We've spent a few days cooking and photographing recipes for our book at Riad Dar Les Cigognes in Marrakech with Fatna and her team so when we heard our next recipe, one of the great traditional Moroccan dishes called the tangia, was to be cooked down the road in the hammam (public bath house) we were intrigued. I could already visualise it. Soph, me.... and Fatna were going to nude up and explore the origins of traditional Moroccan cuisine.

Fatna sat at a low table with her tangia pot (the same word refers to the meat dish) which looked like a Grecian urn with a wide belly, narrow neck and handles on both sides, stuffing it full of a variety of cuts of lamb, casually sprinkling in a pinch of Saffron threads and two of cumin, some sea salt and pepper, a load of garlic, a few large swigs of olive oil and finally throwing in a whole preserved lemon.

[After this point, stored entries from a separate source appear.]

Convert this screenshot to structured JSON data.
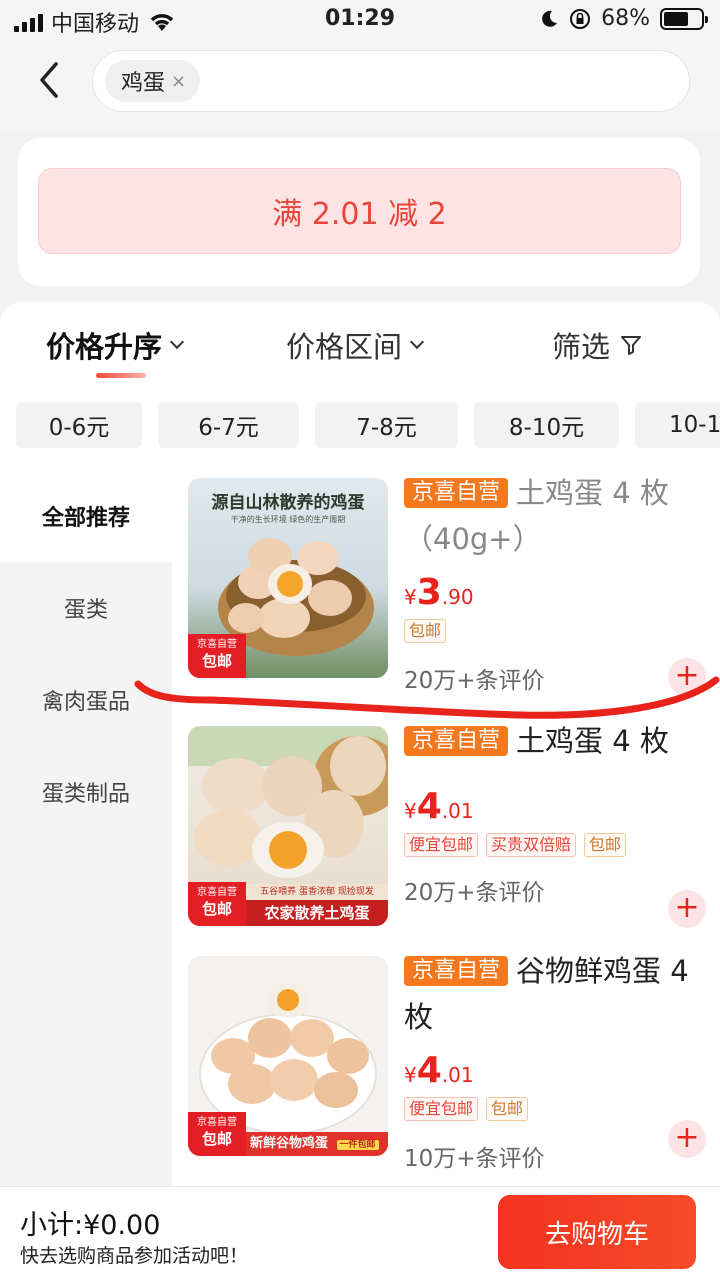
{
  "status_bar": {
    "carrier": "中国移动",
    "time": "01:29",
    "battery": "68%",
    "battery_level": 0.68
  },
  "search": {
    "chip_label": "鸡蛋",
    "chip_close": "×"
  },
  "promo": {
    "text": "满 2.01 减 2"
  },
  "sort": {
    "price_asc": "价格升序",
    "price_range": "价格区间",
    "filter": "筛选"
  },
  "ranges": [
    "0-6元",
    "6-7元",
    "7-8元",
    "8-10元",
    "10-1"
  ],
  "sidenav": [
    "全部推荐",
    "蛋类",
    "禽肉蛋品",
    "蛋类制品"
  ],
  "products": [
    {
      "self_badge": "京喜自营",
      "title": "土鸡蛋 4 枚（40g+）",
      "price_symbol": "¥",
      "price_int": "3",
      "price_dec": ".90",
      "tags": [
        "包邮"
      ],
      "reviews": "20万+条评价",
      "image_caption": "源自山林散养的鸡蛋",
      "image_subcaption": "干净的生长环境 绿色的生产周期",
      "image_badge_top": "京喜自营",
      "image_badge_bottom": "包邮"
    },
    {
      "self_badge": "京喜自营",
      "title": "土鸡蛋 4 枚",
      "price_symbol": "¥",
      "price_int": "4",
      "price_dec": ".01",
      "tags": [
        "便宜包邮",
        "买贵双倍赔",
        "包邮"
      ],
      "reviews": "20万+条评价",
      "image_caption": "农家散养土鸡蛋",
      "image_subcaption": "五谷喂养 蛋香浓郁 现捡现发",
      "image_badge_top": "京喜自营",
      "image_badge_bottom": "包邮"
    },
    {
      "self_badge": "京喜自营",
      "title": "谷物鲜鸡蛋 4 枚",
      "price_symbol": "¥",
      "price_int": "4",
      "price_dec": ".01",
      "tags": [
        "便宜包邮",
        "包邮"
      ],
      "reviews": "10万+条评价",
      "image_caption": "新鲜谷物鸡蛋",
      "image_subcaption": "一件包邮",
      "image_badge_top": "京喜自营",
      "image_badge_bottom": "包邮"
    }
  ],
  "bottom": {
    "subtotal": "小计:¥0.00",
    "hint": "快去选购商品参加活动吧！",
    "cart_button": "去购物车"
  },
  "colors": {
    "accent": "#e8231b",
    "promo_bg": "#fde3e3",
    "self_badge": "#f5781e"
  }
}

She wrapped the top of the pot in baking paper and announced in arabic that it was time to head off down the road. I grabbed my camera and my towel.

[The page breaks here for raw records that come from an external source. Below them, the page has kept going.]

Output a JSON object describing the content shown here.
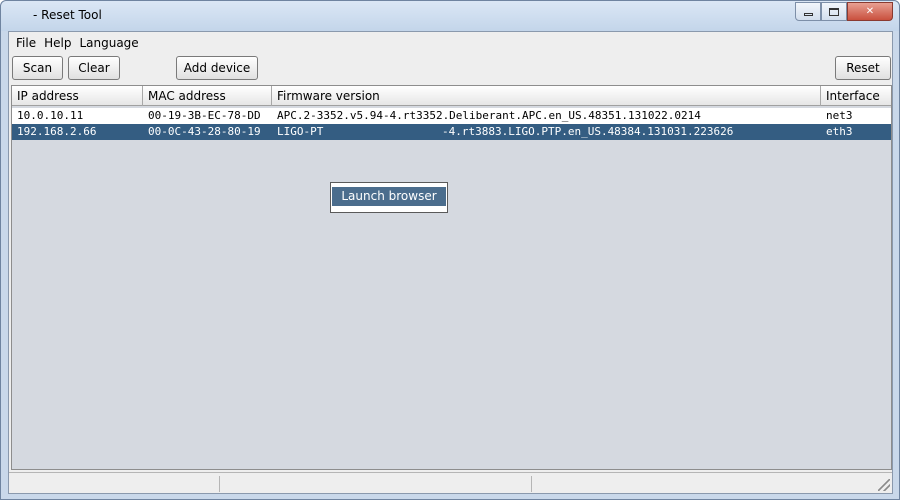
{
  "window": {
    "title": "- Reset Tool",
    "controls": {
      "minimize": "minimize",
      "maximize": "maximize",
      "close": "✕"
    }
  },
  "menu": {
    "items": [
      "File",
      "Help",
      "Language"
    ]
  },
  "toolbar": {
    "scan_label": "Scan",
    "clear_label": "Clear",
    "add_device_label": "Add device",
    "reset_label": "Reset"
  },
  "table": {
    "columns": [
      "IP address",
      "MAC address",
      "Firmware version",
      "Interface"
    ],
    "rows": [
      {
        "ip": "10.0.10.11",
        "mac": "00-19-3B-EC-78-DD",
        "firmware": "APC.2-3352.v5.94-4.rt3352.Deliberant.APC.en_US.48351.131022.0214",
        "interface": "net3",
        "selected": false
      },
      {
        "ip": "192.168.2.66",
        "mac": "00-0C-43-28-80-19",
        "firmware_visible_prefix": "LIGO-PT",
        "firmware_visible_suffix": "-4.rt3883.LIGO.PTP.en_US.48384.131031.223626",
        "interface": "eth3",
        "selected": true
      }
    ]
  },
  "context_menu": {
    "items": [
      "Launch browser"
    ]
  },
  "colors": {
    "selection": "#345d82",
    "context_highlight": "#4b6d8d",
    "table_background": "#d5d9e0",
    "titlebar": "#c9d8ea"
  }
}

As I stood clutching my towel behind Steve and his video camera at what looked more like the back door of the hammam I was beginning to wonder how well this was all going to play out on film, I'd been struck by a moment of self-consciousness. Fatna knocked, the door was quickly opened by a slim, smiling man named Abdelhak who ushered us down some old crumbling stairs to a dark dirty room coated in charcoal, hmmmm not the hedonistic vision of endless food, splashing water and overflowing bath foam that I was imagining but then again we were in Morocco and not Ancient Greece I guess.

Abdelhak took the tangia from Fatna and buried it in a pile of hot ashes next to a fire that was burning in the corner of the room and told us to come back at the end of the day. What? That was it??

Walking back to our riad in a state of disappointment mixed with mild relief, Fatna explained to me that this was really one-pot cooking at its best. They called it 'bachelor's stew' as it was popular with single hard working men as they would go to the markets in the morning, have their tangia filled with the ingredients of their choice and drop it under the hammam where the hot fires heated the baths directly overhead. At the end of the day they would return to the hammam to wash and relax before picking up their perfectly cooked tangia and heading home for a delicious meal for one.

This story didn't end in the steamy way I had imagined but single guys if you cook this on your next date, I guarantee you won't be cooking for one for too much longer!

Fatna fills her pot.

Sophia, Abdelhak, random biker, Fatna and Steve. Clothes on.

Just add ashes.

A delicious meal for one, or two if you're lucky.